In oktober 1945 had Schilling Nederlands kansen om het conflict met de Indonesische nationalisten met militaire middelen nog in zijn voordeel te beslissen hoopvol ingezien. Maar ten gevolge van de militaire ontwikkelingen op Java in november 1945, die hem herinnerden aan zijn eerdere ervaring met de contraguerrilla in Atjeh, kwam hij eind november 1945 tot de slotsom dat niet alleen op korte termijn een militaire oplossing uitgesloten was, maar Nederland eveneens op langere termijn zijn gezag op Java en Sumatra niet met louter militaire middelen kon herstellen. Nederland beschikte zijns inziens niet over de benodigde mankracht en financiële middelen die volgens hem gedurende langere tijd vereist waren om de contraguerillastrijd te zijnen gunste te kunnen beslissen. Om nog een zo gunstig mogelijk politieke oplossing te bereiken stelde hij een afdoende herbezetting van de buitengewesten en een concentratie van op Java aanwezige troepen in West-Java voor. Schilling vond voor zijn militair-strategische inzichten in Nederlands-Indië gehoor bij de luitenant-gouverneur-generaal en diens staf, hoewel er enige twijfel bestond of Schilling terecht een militaire oplossing op termijn uitsloot.

Toen begin december 1945 de Nederlandse regering besloot de legercommandant in Nederlands-Indië te vervangen beval Van Mook dan ook de volgens zijn oordeel capabele en realistische Schilling als nieuwe bevelhebber aan. In militaire kring stond Schilling echter alleen met zijn denkbeelden: hem werd defaitisme verweten. In Nederland werden zijn onconventionele opvattingen slechts in beperkte kring officieus bekend en door maar weinigen geapprecieerd. Op 23 december 1945 besloot de Nederlandse regering Schilling niet als legercommandant te benoemen, omdat zij hem, gezien zijn leeftijd en krijgsgevangenschap, noch fysiek noch psychisch sterk genoeg achtte voor die post.
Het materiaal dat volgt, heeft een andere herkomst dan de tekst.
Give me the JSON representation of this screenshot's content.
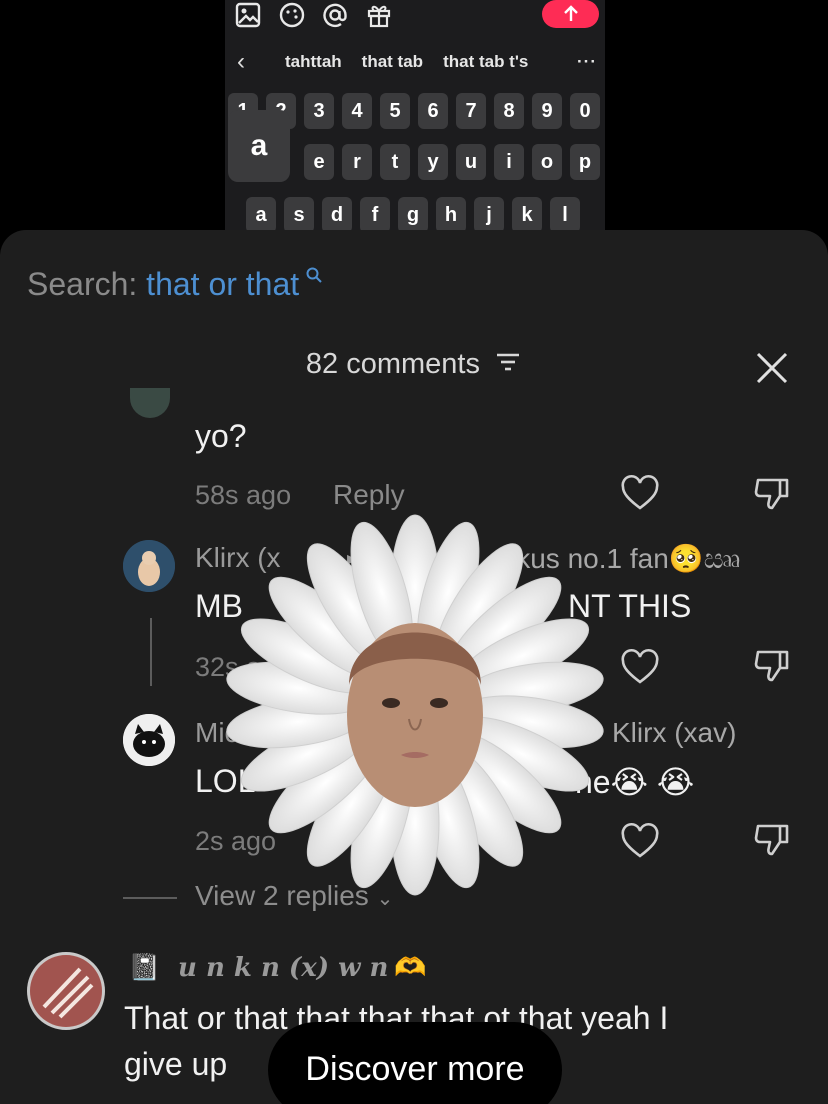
{
  "keyboard": {
    "suggestions": [
      "tahttah",
      "that tab",
      "that tab t's"
    ],
    "more": "···",
    "number_row": [
      "1",
      "2",
      "3",
      "4",
      "5",
      "6",
      "7",
      "8",
      "9",
      "0"
    ],
    "top_row": [
      "e",
      "r",
      "t",
      "y",
      "u",
      "i",
      "o",
      "p"
    ],
    "home_row": [
      "a",
      "s",
      "d",
      "f",
      "g",
      "h",
      "j",
      "k",
      "l"
    ],
    "popup_key": "a",
    "send_color": "#fe2c55"
  },
  "search": {
    "label": "Search: ",
    "query": "that or that"
  },
  "comments_header": {
    "count_label": "82 comments"
  },
  "comments": [
    {
      "text": "yo?",
      "time": "58s ago",
      "reply": "Reply"
    },
    {
      "author": "Klirx (x",
      "reply_to": "ikus no.1 fan🥺ඎ",
      "text": "MB",
      "text_tail": "NT THIS",
      "time": "32s ag"
    },
    {
      "author": "Michi",
      "reply_to": "Klirx (xav)",
      "text": "LOL",
      "text_tail": "he😭 😭",
      "time": "2s ago"
    }
  ],
  "view_replies": "View 2 replies",
  "bottom_comment": {
    "author": "u n k n (x) w n",
    "author_emoji": "🫶",
    "author_prefix_emoji": "📓",
    "text_line1": "That or that that that that ot that yeah I",
    "text_line2": "give up"
  },
  "discover_button": "Discover more",
  "colors": {
    "accent_blue": "#4d8fd1",
    "sheet_bg": "#1e1e1e"
  }
}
Wel werd hem de functie van Hoofd van de Nederlandse Missie bij het geallieerde hoofdkwartier te Tokio aangeboden, en deze accepteerde hij.
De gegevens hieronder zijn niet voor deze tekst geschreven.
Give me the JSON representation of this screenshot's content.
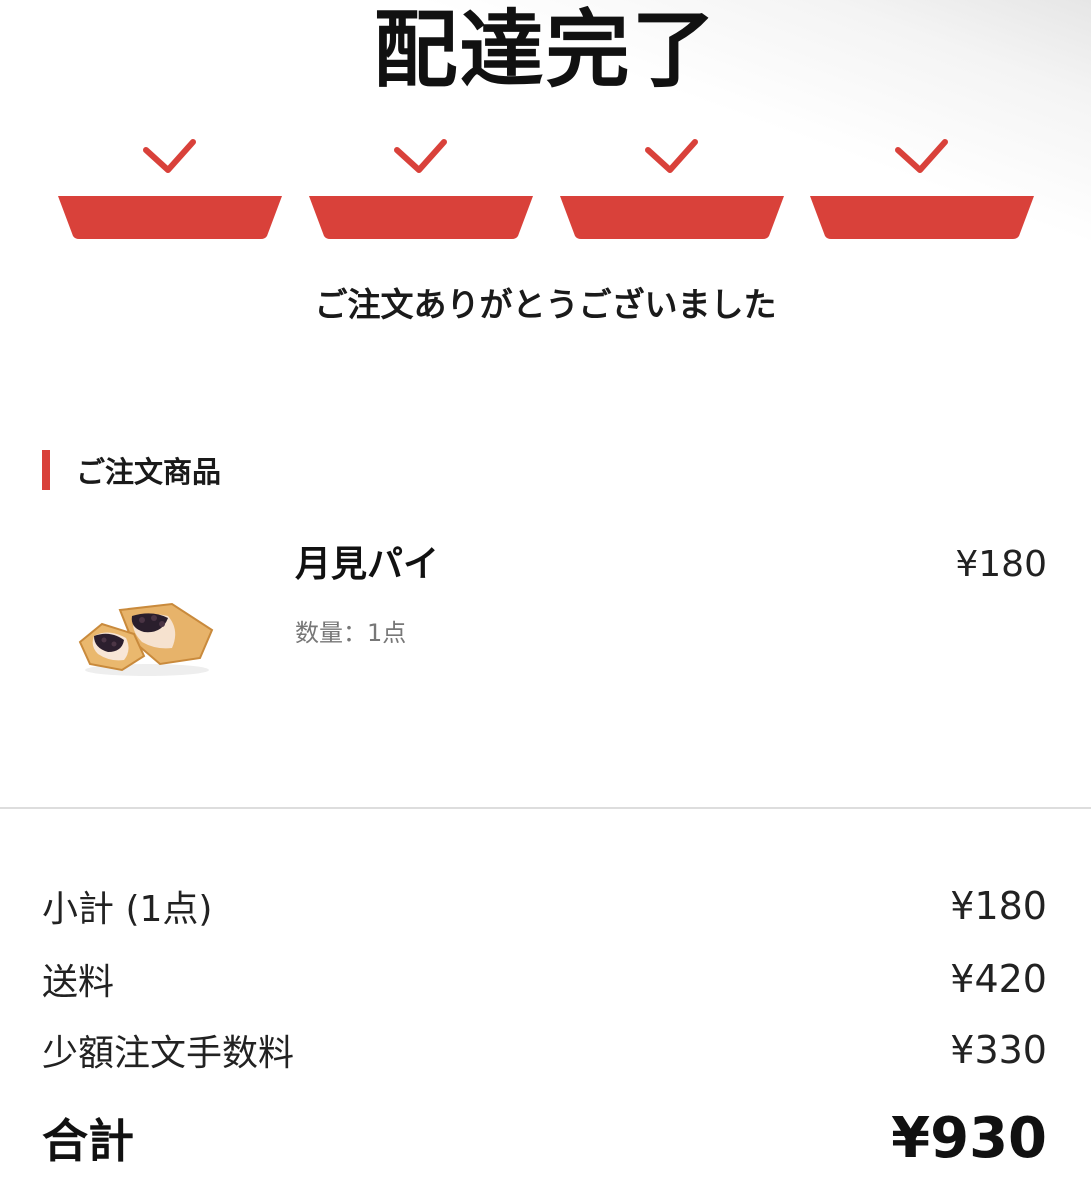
{
  "header": {
    "title": "配達完了"
  },
  "progress": {
    "steps_completed": 4,
    "steps_total": 4,
    "accent_color": "#d9413a",
    "check_icon": "check-icon"
  },
  "thanks_message": "ご注文ありがとうございました",
  "order": {
    "section_title": "ご注文商品",
    "items": [
      {
        "name": "月見パイ",
        "price": "¥180",
        "quantity": "数量：1点",
        "image": "pie-image"
      }
    ]
  },
  "summary": {
    "subtotal_label": "小計 (1点)",
    "subtotal_value": "¥180",
    "shipping_label": "送料",
    "shipping_value": "¥420",
    "small_order_fee_label": "少額注文手数料",
    "small_order_fee_value": "¥330",
    "total_label": "合計",
    "total_value": "¥930"
  }
}
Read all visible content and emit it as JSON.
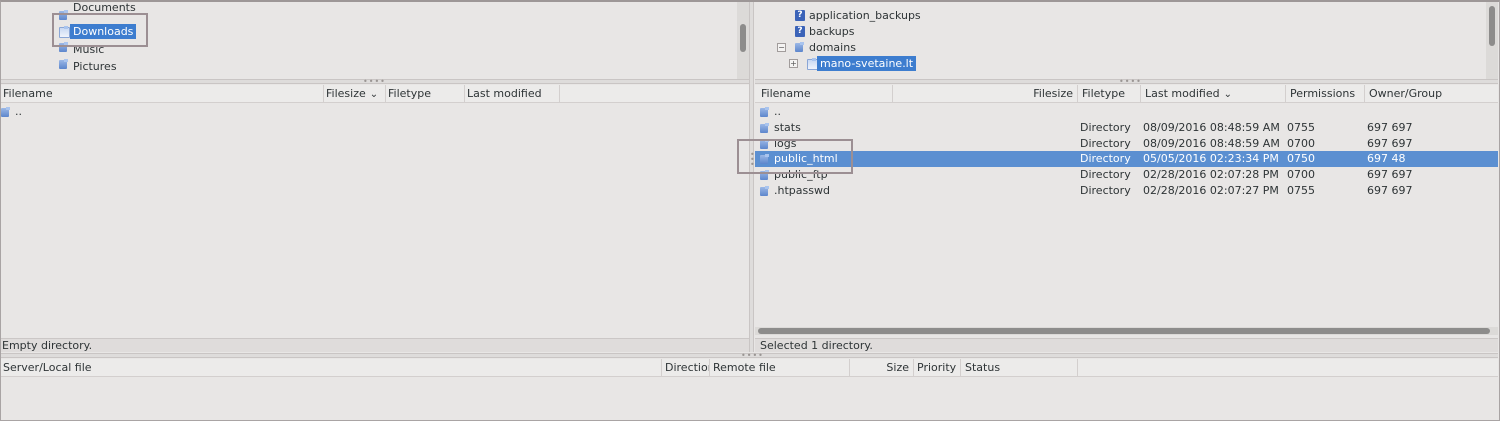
{
  "local_tree": {
    "items": [
      {
        "label": "Documents",
        "selected": false
      },
      {
        "label": "Downloads",
        "selected": true
      },
      {
        "label": "Music",
        "selected": false
      },
      {
        "label": "Pictures",
        "selected": false
      }
    ]
  },
  "remote_tree": {
    "items": [
      {
        "label": "application_backups",
        "icon": "question-icon"
      },
      {
        "label": "backups",
        "icon": "question-icon"
      },
      {
        "label": "domains",
        "icon": "folder-icon",
        "expander": "−"
      },
      {
        "label": "mano-svetaine.lt",
        "icon": "folder-open-icon",
        "expander": "+",
        "selected": true
      }
    ]
  },
  "local_list": {
    "columns": [
      "Filename",
      "Filesize",
      "Filetype",
      "Last modified"
    ],
    "rows": [
      {
        "name": ".."
      }
    ],
    "status": "Empty directory."
  },
  "remote_list": {
    "columns": [
      "Filename",
      "Filesize",
      "Filetype",
      "Last modified",
      "Permissions",
      "Owner/Group"
    ],
    "rows": [
      {
        "name": "..",
        "type": "",
        "modified": "",
        "perm": "",
        "owner": ""
      },
      {
        "name": "stats",
        "type": "Directory",
        "modified": "08/09/2016 08:48:59 AM",
        "perm": "0755",
        "owner": "697 697"
      },
      {
        "name": "logs",
        "type": "Directory",
        "modified": "08/09/2016 08:48:59 AM",
        "perm": "0700",
        "owner": "697 697"
      },
      {
        "name": "public_html",
        "type": "Directory",
        "modified": "05/05/2016 02:23:34 PM",
        "perm": "0750",
        "owner": "697 48",
        "selected": true
      },
      {
        "name": "public_ftp",
        "type": "Directory",
        "modified": "02/28/2016 02:07:28 PM",
        "perm": "0700",
        "owner": "697 697"
      },
      {
        "name": ".htpasswd",
        "type": "Directory",
        "modified": "02/28/2016 02:07:27 PM",
        "perm": "0755",
        "owner": "697 697"
      }
    ],
    "status": "Selected 1 directory."
  },
  "queue": {
    "columns": [
      "Server/Local file",
      "Direction",
      "Remote file",
      "Size",
      "Priority",
      "Status"
    ]
  },
  "colors": {
    "selection": "#5b8fd1",
    "highlight": "#3d7dcf",
    "callout": "#9c8f93"
  }
}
Vanuit deze stad bleef de op 25 maart 1946 tot luitenant-generaal bevorderde Schilling de ontwikkelingen in Nederlands-Indië nauwkeurig volgen. Tot ongenoegen van de nieuwe militaire leiders daar verdedigde hij in oktober 1946 tegenover leden van de Nederlandse regering opnieuw zijn opvattingen over Nederlands beperkte militaire mogelijkheden en beïnvloedde hij dientengevolge de besluitvorming over het concept-akkoord van Linggadjati. In Japan zelf was Schilling nauw betrokken bij de regeling en organisatie van de evacuatie van het Japanse leger uit Nederlands-Indië en de berechting van Japanse oorlogsmisdadigers. Na drie jaar in Japan zijn functie te hebben uitgeoefend, werd hem op 31 augustus 1949 op zijn verzoek eervol ontslag verleend. Bijna onopgemerkt overleed hij op 5 december 1958 te 's-Gravenhage.
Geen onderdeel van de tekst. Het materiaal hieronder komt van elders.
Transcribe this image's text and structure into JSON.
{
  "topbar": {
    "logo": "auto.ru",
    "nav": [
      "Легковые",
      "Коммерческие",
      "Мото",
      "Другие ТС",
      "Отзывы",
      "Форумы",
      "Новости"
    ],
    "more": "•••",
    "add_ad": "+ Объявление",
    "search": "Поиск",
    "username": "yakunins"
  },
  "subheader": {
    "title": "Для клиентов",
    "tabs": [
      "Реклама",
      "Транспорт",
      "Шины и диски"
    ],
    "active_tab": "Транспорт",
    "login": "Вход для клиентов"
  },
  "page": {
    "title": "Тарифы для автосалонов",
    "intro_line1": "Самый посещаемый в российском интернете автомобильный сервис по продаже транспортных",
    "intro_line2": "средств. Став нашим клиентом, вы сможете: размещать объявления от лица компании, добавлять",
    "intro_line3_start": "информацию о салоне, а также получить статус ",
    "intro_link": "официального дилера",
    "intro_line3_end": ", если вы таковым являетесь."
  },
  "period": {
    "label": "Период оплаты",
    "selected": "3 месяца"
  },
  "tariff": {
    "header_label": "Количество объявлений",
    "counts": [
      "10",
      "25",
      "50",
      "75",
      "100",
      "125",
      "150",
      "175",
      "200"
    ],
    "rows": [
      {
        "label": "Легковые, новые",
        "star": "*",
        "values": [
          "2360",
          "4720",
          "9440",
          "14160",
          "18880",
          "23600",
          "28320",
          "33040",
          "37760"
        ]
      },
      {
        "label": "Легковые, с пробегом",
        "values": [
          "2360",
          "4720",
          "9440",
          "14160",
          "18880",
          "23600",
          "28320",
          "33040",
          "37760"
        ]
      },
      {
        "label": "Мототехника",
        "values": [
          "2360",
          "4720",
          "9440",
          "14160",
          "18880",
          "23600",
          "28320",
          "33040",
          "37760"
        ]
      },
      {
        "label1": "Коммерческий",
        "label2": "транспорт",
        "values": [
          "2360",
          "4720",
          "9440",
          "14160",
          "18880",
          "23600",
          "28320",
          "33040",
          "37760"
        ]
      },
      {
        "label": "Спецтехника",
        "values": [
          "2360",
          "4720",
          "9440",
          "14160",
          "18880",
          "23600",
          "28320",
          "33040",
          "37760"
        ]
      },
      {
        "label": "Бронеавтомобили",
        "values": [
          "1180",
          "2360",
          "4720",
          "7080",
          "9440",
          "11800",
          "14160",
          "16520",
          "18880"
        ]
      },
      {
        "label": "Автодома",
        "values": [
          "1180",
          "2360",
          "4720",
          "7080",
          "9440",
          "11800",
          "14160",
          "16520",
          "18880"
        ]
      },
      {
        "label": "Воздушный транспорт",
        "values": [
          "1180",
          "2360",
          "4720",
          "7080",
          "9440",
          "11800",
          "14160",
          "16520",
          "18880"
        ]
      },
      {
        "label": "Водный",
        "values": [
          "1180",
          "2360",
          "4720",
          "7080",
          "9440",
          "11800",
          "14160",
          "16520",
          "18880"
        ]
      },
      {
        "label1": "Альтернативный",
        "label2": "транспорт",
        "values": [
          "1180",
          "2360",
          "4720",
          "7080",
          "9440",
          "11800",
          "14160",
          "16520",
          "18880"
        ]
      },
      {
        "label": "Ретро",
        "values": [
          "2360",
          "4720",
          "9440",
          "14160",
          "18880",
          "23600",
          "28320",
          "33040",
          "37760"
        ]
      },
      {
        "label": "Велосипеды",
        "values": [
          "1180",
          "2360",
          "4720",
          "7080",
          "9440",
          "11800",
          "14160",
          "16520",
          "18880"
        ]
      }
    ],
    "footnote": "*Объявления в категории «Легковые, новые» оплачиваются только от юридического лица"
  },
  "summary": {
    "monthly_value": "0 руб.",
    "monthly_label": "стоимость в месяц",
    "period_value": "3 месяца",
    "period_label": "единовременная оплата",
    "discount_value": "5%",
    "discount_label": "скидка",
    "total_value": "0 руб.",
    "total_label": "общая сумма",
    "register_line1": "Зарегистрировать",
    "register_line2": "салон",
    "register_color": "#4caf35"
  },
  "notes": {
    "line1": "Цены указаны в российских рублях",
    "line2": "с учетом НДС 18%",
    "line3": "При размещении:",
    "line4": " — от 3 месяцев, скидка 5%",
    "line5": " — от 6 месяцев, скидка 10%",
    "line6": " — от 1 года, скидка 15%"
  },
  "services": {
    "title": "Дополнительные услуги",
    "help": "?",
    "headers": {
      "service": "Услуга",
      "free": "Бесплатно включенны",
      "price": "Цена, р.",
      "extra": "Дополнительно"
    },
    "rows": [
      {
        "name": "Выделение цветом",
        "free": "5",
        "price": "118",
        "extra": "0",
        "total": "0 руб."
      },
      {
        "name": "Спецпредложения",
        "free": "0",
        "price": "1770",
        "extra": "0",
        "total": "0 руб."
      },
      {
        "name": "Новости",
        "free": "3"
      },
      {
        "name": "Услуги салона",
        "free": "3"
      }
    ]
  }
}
Schillings invloed op het Nederlandse naoorlogse militaire beleid in Nederlands-Indië bleef beperkt. Gezien het verloop van de guerrillastrijd bij vele dekolonisaties, ook die in Nederlands-Indië, verdienen zijn denkbeelden meer waardering dan veel van zijn tijdgenoten meenden. Hij was een van de weinige Nederlandse militairen die al vanaf 1945 realistische denkbeelden over de militair-strategische en tactische problemen uitwerkten waarmee bij contraguerillaconflicten een geregeld leger in het algemeen te maken krijgt en derhalve wezen op Nederlands beperkte mogelijkheden om met militaire middelen zijn gezag in de Indonesische archipel te herstellen.

A: Collectie Nederlands-Indië contra Japan en collectie Nederlands-Indië 1945-1950 aanwezig bij sectie Militaire Geschiedenis Landmachtstaf te 's-Gravenhage, Archief Algemene Secretarie Batavia 1945-1950 1e zending, in Algemeen Rijksarchief te 's-Gravenhage; collectie gecombineerd hoofdkwartier Batavia 1945-1946 in Afdeling Maritieme Historie van de Marinestaf te 's-Gravenhage.

P: Ambtelijke stukken in Officiële bescheiden betreffende de Nederlands-Indonesische betrekkingen 1945-1950. Tweede deel. Uitg. door S.L. van der Wal ('s-Gravenhage, 1972) 161-165.

L: Verslag houdende de uitkomsten [der] enquêtecommissie regeringsbeleid 1940-1945 ('s-Gravenhage, 1956) 8a, 609-612, 688-695; necrologie in Haagsche Courant, 8-12-1958; L. de Jong, Het Koninkrijk der Nederlanden in de Tweede Wereldoorlog ('s-Gravenhage, 1984) XIa, passim.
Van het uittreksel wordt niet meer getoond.